ST. JAMES PARISH, La. — For years, residents in St. James Parish have said the chemical plants are killing people in predominantly Black communities and they want to stop those plants from setting up in their backyards. Now, that fight ramps up to a new level after residents took their demands to federal court.
Members of Inclusive Louisiana, Mount Triumph Baptist Church and Rise St. James filed suit, demanding a moratorium on petrochemical plants citing civil rights, religious liberty and environmental justice violations.
The suit was announced during a press conference in front of the US District Court, Eastern District of Louisiana.
“Over and over the St. James Parish council has ignored us,” says Shamyra Lavigne, Executive Assistant of Rise St.
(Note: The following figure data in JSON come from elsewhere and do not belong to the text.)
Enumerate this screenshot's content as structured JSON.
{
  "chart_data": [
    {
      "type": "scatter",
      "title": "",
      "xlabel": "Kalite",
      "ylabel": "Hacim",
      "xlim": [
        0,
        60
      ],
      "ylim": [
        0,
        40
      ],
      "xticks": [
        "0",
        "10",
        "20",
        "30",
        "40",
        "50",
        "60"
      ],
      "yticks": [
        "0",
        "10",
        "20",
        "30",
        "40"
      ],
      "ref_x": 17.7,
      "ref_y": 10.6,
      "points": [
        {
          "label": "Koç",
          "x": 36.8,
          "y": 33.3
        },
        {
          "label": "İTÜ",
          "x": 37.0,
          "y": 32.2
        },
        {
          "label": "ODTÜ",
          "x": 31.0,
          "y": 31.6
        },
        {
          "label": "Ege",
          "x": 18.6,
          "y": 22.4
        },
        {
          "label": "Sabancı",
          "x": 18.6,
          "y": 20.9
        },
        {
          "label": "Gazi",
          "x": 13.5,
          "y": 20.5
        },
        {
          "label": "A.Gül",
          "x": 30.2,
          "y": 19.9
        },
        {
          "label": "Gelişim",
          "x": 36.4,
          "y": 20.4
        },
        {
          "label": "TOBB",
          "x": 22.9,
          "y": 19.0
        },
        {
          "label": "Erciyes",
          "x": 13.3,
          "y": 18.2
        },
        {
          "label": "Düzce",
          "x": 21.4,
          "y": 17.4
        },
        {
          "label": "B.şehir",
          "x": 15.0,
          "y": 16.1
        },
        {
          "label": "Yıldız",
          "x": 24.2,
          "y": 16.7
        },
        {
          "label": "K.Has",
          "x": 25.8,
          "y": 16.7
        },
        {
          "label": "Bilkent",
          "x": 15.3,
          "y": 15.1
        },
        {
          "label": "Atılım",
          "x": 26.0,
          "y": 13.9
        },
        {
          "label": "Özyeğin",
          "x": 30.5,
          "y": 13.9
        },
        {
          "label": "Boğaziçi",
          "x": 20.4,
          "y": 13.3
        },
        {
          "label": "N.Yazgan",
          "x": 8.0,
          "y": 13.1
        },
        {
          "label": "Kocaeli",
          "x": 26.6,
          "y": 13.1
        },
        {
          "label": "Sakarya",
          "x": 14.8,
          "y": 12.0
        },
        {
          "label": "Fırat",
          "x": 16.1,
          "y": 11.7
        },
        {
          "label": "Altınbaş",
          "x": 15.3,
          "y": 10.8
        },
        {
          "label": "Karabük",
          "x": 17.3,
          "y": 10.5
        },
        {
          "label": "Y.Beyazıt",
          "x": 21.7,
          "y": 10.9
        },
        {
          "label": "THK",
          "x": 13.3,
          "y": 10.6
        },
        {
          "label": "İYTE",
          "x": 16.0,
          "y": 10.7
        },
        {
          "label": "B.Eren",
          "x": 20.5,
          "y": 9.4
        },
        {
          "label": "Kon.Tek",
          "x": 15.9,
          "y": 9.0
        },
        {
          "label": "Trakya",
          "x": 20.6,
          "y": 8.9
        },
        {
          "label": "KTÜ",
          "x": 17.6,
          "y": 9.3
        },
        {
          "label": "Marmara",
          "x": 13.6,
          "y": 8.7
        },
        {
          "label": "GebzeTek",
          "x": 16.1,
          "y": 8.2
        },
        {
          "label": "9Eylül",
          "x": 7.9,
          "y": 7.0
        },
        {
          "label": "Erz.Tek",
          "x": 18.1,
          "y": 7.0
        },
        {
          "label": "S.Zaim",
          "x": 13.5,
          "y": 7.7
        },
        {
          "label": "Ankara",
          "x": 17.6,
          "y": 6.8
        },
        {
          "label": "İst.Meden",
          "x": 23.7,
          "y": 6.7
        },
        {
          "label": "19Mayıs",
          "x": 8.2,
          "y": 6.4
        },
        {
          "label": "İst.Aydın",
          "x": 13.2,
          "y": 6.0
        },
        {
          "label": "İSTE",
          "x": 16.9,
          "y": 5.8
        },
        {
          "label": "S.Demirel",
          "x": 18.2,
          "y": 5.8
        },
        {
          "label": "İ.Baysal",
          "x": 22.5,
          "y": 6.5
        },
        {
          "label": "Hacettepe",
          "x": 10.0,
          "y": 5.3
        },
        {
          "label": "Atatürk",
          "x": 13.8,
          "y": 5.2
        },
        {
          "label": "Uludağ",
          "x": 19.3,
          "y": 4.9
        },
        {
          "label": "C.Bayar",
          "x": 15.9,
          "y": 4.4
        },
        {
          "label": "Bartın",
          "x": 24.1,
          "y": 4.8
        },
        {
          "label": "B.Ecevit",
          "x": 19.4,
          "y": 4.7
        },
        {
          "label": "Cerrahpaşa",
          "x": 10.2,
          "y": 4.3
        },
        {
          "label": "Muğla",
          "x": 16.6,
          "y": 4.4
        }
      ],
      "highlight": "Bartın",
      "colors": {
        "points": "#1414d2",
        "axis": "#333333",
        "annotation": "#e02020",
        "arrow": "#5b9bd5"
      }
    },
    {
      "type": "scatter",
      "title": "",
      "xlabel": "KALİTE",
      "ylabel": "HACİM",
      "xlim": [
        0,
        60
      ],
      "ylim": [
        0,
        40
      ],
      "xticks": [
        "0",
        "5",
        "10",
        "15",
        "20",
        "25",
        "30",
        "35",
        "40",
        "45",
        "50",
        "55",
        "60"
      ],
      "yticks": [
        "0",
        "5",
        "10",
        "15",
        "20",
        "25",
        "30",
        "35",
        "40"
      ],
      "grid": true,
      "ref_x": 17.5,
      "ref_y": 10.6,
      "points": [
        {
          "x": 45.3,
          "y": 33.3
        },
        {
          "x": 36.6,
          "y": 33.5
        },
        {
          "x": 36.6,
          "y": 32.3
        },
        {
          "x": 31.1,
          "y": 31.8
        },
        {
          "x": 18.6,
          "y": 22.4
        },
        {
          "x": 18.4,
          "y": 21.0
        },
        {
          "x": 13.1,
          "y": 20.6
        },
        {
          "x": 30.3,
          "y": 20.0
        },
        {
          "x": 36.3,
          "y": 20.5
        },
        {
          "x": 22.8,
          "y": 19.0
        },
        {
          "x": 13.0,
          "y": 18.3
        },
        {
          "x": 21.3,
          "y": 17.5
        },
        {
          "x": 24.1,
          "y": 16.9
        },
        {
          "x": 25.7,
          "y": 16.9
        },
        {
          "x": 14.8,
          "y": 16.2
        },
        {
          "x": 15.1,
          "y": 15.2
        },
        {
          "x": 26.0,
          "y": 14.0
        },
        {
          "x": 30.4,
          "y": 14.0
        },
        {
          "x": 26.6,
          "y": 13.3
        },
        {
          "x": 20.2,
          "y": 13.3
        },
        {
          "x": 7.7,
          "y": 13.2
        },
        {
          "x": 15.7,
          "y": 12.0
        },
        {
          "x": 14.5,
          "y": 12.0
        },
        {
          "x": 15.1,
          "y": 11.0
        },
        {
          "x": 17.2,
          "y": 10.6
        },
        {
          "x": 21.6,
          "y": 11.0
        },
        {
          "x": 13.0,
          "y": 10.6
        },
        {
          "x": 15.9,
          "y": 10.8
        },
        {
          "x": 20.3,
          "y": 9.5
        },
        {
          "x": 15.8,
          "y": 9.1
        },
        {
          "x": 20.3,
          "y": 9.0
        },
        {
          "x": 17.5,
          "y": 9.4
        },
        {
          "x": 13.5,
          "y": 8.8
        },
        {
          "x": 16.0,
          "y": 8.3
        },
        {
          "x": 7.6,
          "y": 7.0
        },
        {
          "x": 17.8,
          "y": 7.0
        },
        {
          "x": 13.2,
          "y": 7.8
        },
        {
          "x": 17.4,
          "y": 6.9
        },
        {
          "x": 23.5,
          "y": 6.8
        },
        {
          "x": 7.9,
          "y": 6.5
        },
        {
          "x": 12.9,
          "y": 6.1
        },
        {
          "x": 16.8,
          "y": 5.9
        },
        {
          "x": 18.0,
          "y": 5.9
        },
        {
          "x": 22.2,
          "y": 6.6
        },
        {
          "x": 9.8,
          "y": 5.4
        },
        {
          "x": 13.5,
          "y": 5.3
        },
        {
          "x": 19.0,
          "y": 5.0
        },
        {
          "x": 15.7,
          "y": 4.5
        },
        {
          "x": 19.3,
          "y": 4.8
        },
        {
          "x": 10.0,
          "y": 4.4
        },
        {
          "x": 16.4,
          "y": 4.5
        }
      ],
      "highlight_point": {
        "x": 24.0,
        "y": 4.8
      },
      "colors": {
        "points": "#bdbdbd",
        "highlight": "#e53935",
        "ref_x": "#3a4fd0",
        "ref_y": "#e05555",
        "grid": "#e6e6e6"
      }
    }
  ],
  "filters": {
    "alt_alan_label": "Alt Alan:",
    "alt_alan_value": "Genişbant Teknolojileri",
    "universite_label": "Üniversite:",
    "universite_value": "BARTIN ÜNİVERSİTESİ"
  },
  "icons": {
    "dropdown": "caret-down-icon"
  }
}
James. “They denied our cries for equal rights, for human and basic rights but we stand here today to say we will not be ignored.”
We first covered this fight for environmental justice in our series “Victims of Progress.” In 2019, Rise St James Founder Sharon Lavigne asked for a moratorium on new land use applications for all new petrochemical facilities and infrastructure including pipelines. Environmental activists say that conversation fell on deaf ears and if the parish council won’t respond to their request in monthly council meetings, they’ll have to respond in federal court.
“We want them to hold the industry accountable for the emissions,” says Barbara Washington, a co-founder of Inclusive Louisiana. “We don’t want anymore industry to come in. The area is already overburden with excessive pollution that’s killing us.”
St James Parish runs along the corridor that has gained the moniker “Cancer Alley.” It’s riddled with industrial sites, with most located in the majority-Black, 4th and 5th districts.
The Environmental Protection Agency labels 11 of the facilities “Toxic Release Inventory Sites.” The TRI tracks the management of certain toxic chemicals that may pose a threat to human health and the environment. The suit alleges the parish violated the 13th and 14th amendments.
In its preliminary statement, the plaintiffs state:
“3. Despite the promise of full liberation embodied in the Thirteenth Amendment, of equality and due process guaranteed by the Fourteenth Amendment, and of political enfranchisement set in the Fifteenth Amendment, the segregated and racialized land use system of St. James Parish is directly traceable to land use methods necessary to the system of chattel slavery and the subsequent periods of violence, dispossession, and residential segregation white people carried out during the post-Reconstruction periods of neo-slavery and Jim Crow.”
The suit also states Black residents are largely concentrated in the 5th district saying In 2020, the district was 88.6% Black. The 4th district was 52% Black. Many of the residents who live in St James say they are direct descendants of the former enslaved who once worked the plantations in the parish.
“We deserve to live in a Saint James parish free from pollution.”
“I’ve had four immediate family members to pass in three months,” says Myrtle Felton. “One was my husband, he died of respiratory illness, my sister-in-law, my brother-in-law and my sister’s husband.”
Meanwhile, Gail is fighting two battles, one against the petrochemical industry, and the other against Lung Cancer after being diagnosed this past Christmas.
She made the announcement during the same press conference announcing the lawsuit against the parish.
“I’m in chemo and though I cannot say with a certainty that any carcinogen has caused my cancer, no one can say with a certainty that any carcinogen did not cause it. We need monitoring.”
While calls for a moratorium on the petrochemical industry did not lead to action, the St James Parish Council did approve a temporary commercial solar farm moratorium as a study on the economic and environmental impacts is conducted.
That moratorium is set to end later this month.